Washington, D.C. – Today at 10 a.m., House Foreign Affairs Committee Chairman Ed Royce (R-CA) will convene a hearing entitled “Undermining Democratic Institutions and Splintering NATO: Russian Disinformation Aims.”  Live webcast and witness testimony will be available HERE.

Below is Chairman Royce’s opening statement (as prepared for delivery) at the hearing:

This morning we examine Russia’s systematic attempts to undermine and discredit Western democratic institutions, with one goal being to splinter the North Atlantic Treaty Organization.

In January, the U.S. Intelligence Community produced a report which found that “Russian President Vladimir Putin ordered an influence campaign in 2016 aimed at the US presidential election.” Thankfully there is no evidence to suggest Russia interfered in our voting and tallying process. But Members of Congress rightfully have many more questions surrounding Russian meddling. So it is appropriate that the intelligence committees, on a bipartisan basis, are working to get to the bottom of this. We need answers. And we need to make sure it doesn’t happen again.

Indeed, the Intelligence Community report warns “Moscow will apply lessons learned…to future influence efforts worldwide, including against U.S. allies and their election processes.” Here in the U.S., our midterm election will be here before we know it. And with elections on the horizon in France, Germany, the Netherlands, the Czech Republic, and perhaps Italy, European intelligence services are sounding the alarm about Russian attempts to skew the outcome with targeted disinformation and propaganda. In France, for example, one pro-European candidate has reportedly been the subject of “hundreds and even thousands” of hacking attacks against his party, and outlets such as RT and Sputnik are spewing false news to undermine his candidacy.

This isn’t new. The Committee is joined today by Toomas Ilves, a former Estonian president, who led his country as Russia inflamed ethnic passions and directed disinformation and cyber-attacks against Estonia.  Russia’s media war against the Baltic States goes back over a decade.

What is new is that Russian disinformation has been growing in sophistication, intensity, reach and impact. According to the Center for European Policy Analysis – also represented today – “Russia’s information warfare does not crudely promote the Kremlin’s agenda. Instead it is calibrated to confuse, befuddle and distract.” They go on to note that “Russia aims to erode public support for Euro-Atlantic values in order to increase its own relative power.” Russia has deployed its arsenal of trolls, propaganda, and false information to a new level. These techniques have even become enshrined in official Kremlin doctrine.

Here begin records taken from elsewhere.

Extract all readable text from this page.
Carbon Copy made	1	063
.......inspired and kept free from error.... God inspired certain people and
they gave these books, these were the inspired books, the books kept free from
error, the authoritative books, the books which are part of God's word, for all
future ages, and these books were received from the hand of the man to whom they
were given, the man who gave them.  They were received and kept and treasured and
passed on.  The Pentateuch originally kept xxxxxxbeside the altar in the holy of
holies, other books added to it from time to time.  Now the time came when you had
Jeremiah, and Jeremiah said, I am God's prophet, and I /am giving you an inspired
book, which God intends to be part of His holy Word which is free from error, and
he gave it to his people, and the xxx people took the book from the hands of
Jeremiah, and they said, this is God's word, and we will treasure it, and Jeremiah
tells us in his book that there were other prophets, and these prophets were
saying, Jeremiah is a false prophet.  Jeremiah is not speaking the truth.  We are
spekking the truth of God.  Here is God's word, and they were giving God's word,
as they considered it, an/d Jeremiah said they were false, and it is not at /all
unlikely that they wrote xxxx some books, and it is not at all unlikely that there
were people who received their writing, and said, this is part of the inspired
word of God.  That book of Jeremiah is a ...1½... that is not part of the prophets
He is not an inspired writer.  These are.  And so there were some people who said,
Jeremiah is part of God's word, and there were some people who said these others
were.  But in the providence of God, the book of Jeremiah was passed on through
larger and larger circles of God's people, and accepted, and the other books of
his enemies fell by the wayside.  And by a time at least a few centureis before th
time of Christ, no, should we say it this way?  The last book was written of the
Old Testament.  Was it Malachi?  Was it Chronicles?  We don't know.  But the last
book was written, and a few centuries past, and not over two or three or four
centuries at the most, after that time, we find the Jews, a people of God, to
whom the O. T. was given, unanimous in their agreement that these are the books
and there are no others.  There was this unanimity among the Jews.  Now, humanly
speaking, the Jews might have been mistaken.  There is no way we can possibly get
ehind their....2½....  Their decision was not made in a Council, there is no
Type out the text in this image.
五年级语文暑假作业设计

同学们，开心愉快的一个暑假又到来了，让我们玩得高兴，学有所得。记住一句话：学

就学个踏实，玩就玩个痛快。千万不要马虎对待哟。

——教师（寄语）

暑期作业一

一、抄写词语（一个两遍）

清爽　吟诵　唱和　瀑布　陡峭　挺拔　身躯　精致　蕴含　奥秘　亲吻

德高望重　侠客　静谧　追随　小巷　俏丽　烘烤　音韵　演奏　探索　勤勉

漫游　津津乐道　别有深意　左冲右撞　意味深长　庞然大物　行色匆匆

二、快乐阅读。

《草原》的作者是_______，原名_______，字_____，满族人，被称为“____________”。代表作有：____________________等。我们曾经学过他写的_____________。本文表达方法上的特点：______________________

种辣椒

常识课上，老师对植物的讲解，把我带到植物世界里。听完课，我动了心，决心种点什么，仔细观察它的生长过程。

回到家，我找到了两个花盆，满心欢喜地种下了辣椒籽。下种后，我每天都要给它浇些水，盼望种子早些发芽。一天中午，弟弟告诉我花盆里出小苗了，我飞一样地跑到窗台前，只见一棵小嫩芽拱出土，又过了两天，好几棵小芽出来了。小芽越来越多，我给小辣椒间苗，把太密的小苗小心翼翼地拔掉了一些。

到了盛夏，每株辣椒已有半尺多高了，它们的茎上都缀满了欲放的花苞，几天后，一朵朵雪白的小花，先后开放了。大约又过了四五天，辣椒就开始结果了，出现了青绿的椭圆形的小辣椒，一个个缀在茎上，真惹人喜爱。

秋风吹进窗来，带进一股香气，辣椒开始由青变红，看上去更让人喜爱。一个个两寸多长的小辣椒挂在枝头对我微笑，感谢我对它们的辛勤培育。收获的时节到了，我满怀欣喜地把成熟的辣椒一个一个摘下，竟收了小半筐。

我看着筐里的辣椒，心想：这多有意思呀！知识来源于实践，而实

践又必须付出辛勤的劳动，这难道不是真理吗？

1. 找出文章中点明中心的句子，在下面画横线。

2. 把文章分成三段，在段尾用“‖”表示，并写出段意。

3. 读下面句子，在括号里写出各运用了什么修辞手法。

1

Moscow’s strategic objective is to break apart the NATO alliance; to boost Russian geopolitical influence in Western Europe. The stakes are high: if Kremlin-backed politicians take power in France, it could potentially spell the end of the European Union. Even for those who might approve of that development, I think we can all agree the future of the EU should be left to the Europeans – not manipulators in Moscow.

So how do we push back? Last Congress, when this Committee held a hearing on Russia’s ‘‘weaponization of information,” U.S. international broadcasters were on the air with a mere 30-minute television news program in the Russian language, called Current Time.  Now, two years later, this Russian language show is running six hours of live programming daily – but still can’t provide data on target audience and market penetration. In December, the President signed legislation authored by myself and Mr. Engel – and pushed by this Committee – to empower a CEO to run all U.S. international broadcasting. The CEO should use its new authority to prioritize this threat and the Committee should look at other steps we can take to intensify U.S. international broadcasting.

And more should be done to hold those hacking accountable. And why not go on the offense to release information exposing corruption at the Kremlin?

I want to thank all of our distinguished witnesses for their participation in today’s important discussion. I’m afraid it is no exaggeration to say the long-term future of the European security order and America’s role as an Atlantic power is at risk. Last month, the Russian foreign minister called for a “post-West world order.” Unless the United States stands solidly with its allies to better challenge this Russian disinformation assault, that disturbing call could come true sooner than we would like.